Around 1987, the Rice family decided to cancel the lease on the Flintlock site, and Bill and Bootie were forced to close the camp. Little did Bill know that his once-upon-a-time Flintlock camp aid, Sandy, was contemplating leaving his job to start a summer camp on his family land and that Flintlock would live on in this new camp.

Green River Preserve Summer Camp (1988)

My husband, Sandy Schenck, and I both fell in love with summer camps when we were teenagers and dreamed of one day owning our own camp. In 1987, Sandy left a career in the business world to fulfill his lifelong ambition of sharing the magic of the Green River Valley with children through an innovative natural science summer camp. As the newest summer camp in the valley, it would need to be a camp unlike any other. In 1953, Sandy’s parents, Laurie and Alex Schenck, purchased 3,400 acres, now called the Green River Preserve, as a place to spend weekends and summers fishing, hiking and exploring. It was the perfect setting for his camp vision and a place, as our mission states, “to inspire environmental stewards through a joyful connection to nature.”
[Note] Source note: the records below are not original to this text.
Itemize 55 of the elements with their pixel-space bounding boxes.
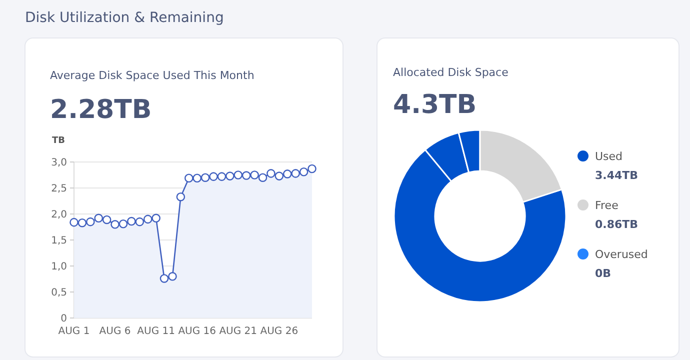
legend-label: Used: [595, 150, 623, 163]
point: [152, 214, 160, 223]
y-tick-label: 2,0: [51, 210, 67, 220]
text: 0B: [595, 267, 612, 280]
point: [143, 214, 152, 224]
legend-label: Overused: [595, 248, 648, 261]
point: [192, 174, 202, 183]
y-tick-label: 0: [60, 314, 67, 324]
text: 3.44TB: [595, 169, 638, 182]
point: [184, 174, 194, 183]
y-tick-label: 1,5: [51, 236, 67, 246]
y-tick-label: 2,5: [51, 184, 67, 194]
point: [200, 173, 210, 182]
point: [299, 167, 308, 176]
chart-subtitle: 4.3TB: [393, 90, 477, 120]
point: [118, 219, 128, 228]
point: [86, 217, 95, 226]
text: 0.86TB: [595, 218, 638, 231]
point: [250, 170, 259, 180]
x-tick-label: AUG 21: [219, 326, 258, 337]
point: [266, 169, 276, 178]
point: [274, 172, 284, 180]
chart-title: Allocated Disk Space: [393, 66, 509, 79]
point: [226, 172, 234, 180]
x-tick-label: AUG 26: [260, 326, 298, 337]
y-tick-label: 1,0: [51, 262, 67, 272]
point: [70, 218, 78, 227]
x-tick-label: AUG 6: [99, 326, 131, 337]
point: [102, 215, 112, 224]
point: [209, 172, 218, 181]
point: [78, 218, 87, 228]
chart-title: Average Disk Space Used This Month: [50, 69, 254, 82]
point: [291, 169, 300, 178]
point: [308, 164, 316, 174]
point: [127, 216, 136, 226]
point: [135, 217, 144, 226]
y-tick-label: 3,0: [51, 158, 67, 168]
text: Disk Utilization & Remaining: [25, 10, 224, 26]
point: [234, 170, 243, 180]
legend-label: Free: [595, 199, 619, 212]
point: [94, 214, 104, 223]
point: [258, 173, 268, 182]
x-tick-label: AUG 1: [58, 326, 90, 337]
point: [217, 172, 226, 181]
point: [242, 171, 251, 180]
chart-subtitle: 2.28TB: [50, 95, 152, 125]
point: [282, 170, 292, 178]
point: [176, 192, 186, 202]
y-tick-label: 0,5: [51, 288, 67, 298]
point: [160, 274, 169, 283]
y-axis-title: TB: [52, 136, 66, 146]
point: [168, 272, 177, 281]
point: [110, 220, 120, 229]
x-tick-label: AUG 11: [137, 326, 175, 337]
x-tick-label: AUG 16: [178, 326, 216, 337]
Sky Valley Pioneer Camp and Flintlock Camps were adjacent to the Schenck family land and had both closed. Sandy immediately engaged their former directors, Bill Ross and Bo Perry, to help with the building of the initial camp facilities and programs. Their wisdom and knowledge were worth their weight in gold. Hiking, the main activity of these previous camps, was melded into the creation of Green River Preserve’s schedule and continues to be the hallmark of our camp program today.

When Sandy and I married, Green River Preserve was nine years old. Timing was perfect for growing our programs that now include environmental education options for schools and high school expedition and backpacking trips. Several years ago, we passed the torch to the next generation, and daughter Anne Izard Mead and her husband, Stephen, now serve as the camp directors. In 2017, daughter Catherine Schenck, joined the team as director of SEE, the school of environmental education.

For generations, summer camps have been a tradition in the lives of thousands of children. There are many, many good reasons to go to camp — mostly, it is one of the best investments in youth development parents can make today. Packing a camp trunk is an annual spring ritual in our house and a sure sign that it is almost summer. Lists are made, old camp T-shirts and uniforms washed and various knickknacks collected. This will be my 60th summer to pack my camp trunk and one I eagerly look forward to after a camperless 2020. Everyone in my family finds that going away to camp continues to be the best summer adventure there is. It is a tradition that will happily carry on for generations to come.

Missy Craver Izard was born and raised in Charleston, South Carolina. She resides in Flat Rock, North Carolina, with her husband, Sandy Schenck, where their family runs a summer camp.